What makes Red Foxes so adaptable? First, they’re skilled hunters of mice, voles, rabbits, small birds, and large insects, often capturing their prey with a high, four-footed leap and headfirst dive. (In winter, they’ll sometimes disappear entirely beneath the snow, only to emerge, triumphant, with their prey in their jaws.)
Fascinatingly, researchers have discovered that nearly all fox pounces are oriented towards the northeast, regardless of weather, wind, or other conditions. The theory: The animals use the earth’s magnetic field to help them pinpoint their prey, even when it’s under the snow or otherwise out of sight. If this proves true, foxes will be added to the list of animal species—which includes migrating birds, butterflies, and whales—that use magnetic fields to orient and direct themselves.
Red Foxes don’t even need to employ their full stalking and pouncing arsenal to find much of their food, especially in our area. In fact, like many domestic dogs, they’ll eat almost anything: eggs, fruit, carrion, grain (they especially love sunflower seeds, which means they’ll thank you for feeding the birds in your yard), leftover food from garbage cans and dumpsters, and pet food left outside.
Notoriously, they also like chicken. As a result, many farmers loathe the sight of a Red Fox, even though on balance foxes’ impact on rodent populations make them beneficial even around farms.
Another reason that foxes do well: Not much hunts them. They are preyed upon by Coyotes, especially the nearly wolf-sized coyote-wolf-dog hybrids that have spread across the Northeast in recent decades. It will be interesting to see if expanding Coyote populations will lead to a decline in fox numbers.
You’ll rarely see more than one or two Red Foxes at a time, for unlike wolves and many other canines, they don’t tend to run in packs. Both parents, however, help to raise the kits, and if you see a fox abroad during the day in the spring, it’s likely a parent hunting for food to bring back to a nearby den.
So what should you look for if you want to catch a glimpse of a “red shadow”? Don’t rely on spotting a vivid coat, because Red Fox coloration can be remarkably varied. The coat can range from a dark red to pinkish/orange, while black, brown, and silver/gray forms also exist. Many but not all individuals have a white tip to the tail, yet some (called “cross foxes”) have a black stripe down their back and another across their shoulders.

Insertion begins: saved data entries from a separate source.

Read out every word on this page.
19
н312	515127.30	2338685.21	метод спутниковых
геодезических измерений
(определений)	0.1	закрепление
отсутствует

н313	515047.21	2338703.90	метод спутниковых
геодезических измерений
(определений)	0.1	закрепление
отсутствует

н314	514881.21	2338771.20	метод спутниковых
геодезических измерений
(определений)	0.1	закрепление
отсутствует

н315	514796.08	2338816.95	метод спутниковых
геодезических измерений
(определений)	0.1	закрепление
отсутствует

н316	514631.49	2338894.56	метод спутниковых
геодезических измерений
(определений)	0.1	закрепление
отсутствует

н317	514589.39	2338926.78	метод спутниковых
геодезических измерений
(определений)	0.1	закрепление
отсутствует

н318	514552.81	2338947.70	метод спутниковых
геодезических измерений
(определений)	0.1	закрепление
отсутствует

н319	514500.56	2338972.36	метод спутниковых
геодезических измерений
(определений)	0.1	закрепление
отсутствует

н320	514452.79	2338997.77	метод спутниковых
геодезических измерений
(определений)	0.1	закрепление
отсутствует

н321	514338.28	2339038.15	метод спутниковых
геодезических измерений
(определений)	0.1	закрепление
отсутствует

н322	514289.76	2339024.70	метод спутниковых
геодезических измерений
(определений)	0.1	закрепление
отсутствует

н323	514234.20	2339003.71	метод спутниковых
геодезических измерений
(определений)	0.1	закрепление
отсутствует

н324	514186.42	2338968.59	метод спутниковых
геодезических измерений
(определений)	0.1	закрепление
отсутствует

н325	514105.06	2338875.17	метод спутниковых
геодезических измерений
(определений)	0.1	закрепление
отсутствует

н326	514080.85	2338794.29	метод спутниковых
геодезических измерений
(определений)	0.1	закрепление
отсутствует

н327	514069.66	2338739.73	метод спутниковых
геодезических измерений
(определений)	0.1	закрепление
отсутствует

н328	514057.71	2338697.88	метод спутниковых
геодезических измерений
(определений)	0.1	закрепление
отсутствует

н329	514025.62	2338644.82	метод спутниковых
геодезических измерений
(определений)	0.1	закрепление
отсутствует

So the best advice is to keep an eye out for a medium-sized, agile, doglike creature with a fluffy tail moving quickly out of sight. (Red Foxes are usually 36-40 inches long, including the tail, and weigh somewhere between 10 and 15 pounds, so anything much larger is either a Coyote or a dog.)
Or you can listen for them. Red Foxes don’t bark, yip, howl, or bay at the moon. Their bone-chillingly loud call (usually made in the depths of night), sounds like a human scream. The cry is usually over something as mundane as a territorial dispute, but try telling that to your pounding heart after you’ve been woken out of a sound sleep at 3:00 A.M.
A long look, a quick glimpse, an empty bird feeder, or a scream in the night—they all remind us that we live alongside a sleek, complex, and endearing little predator. In an increasingly crowded world, that’s something to notice, and to celebrate.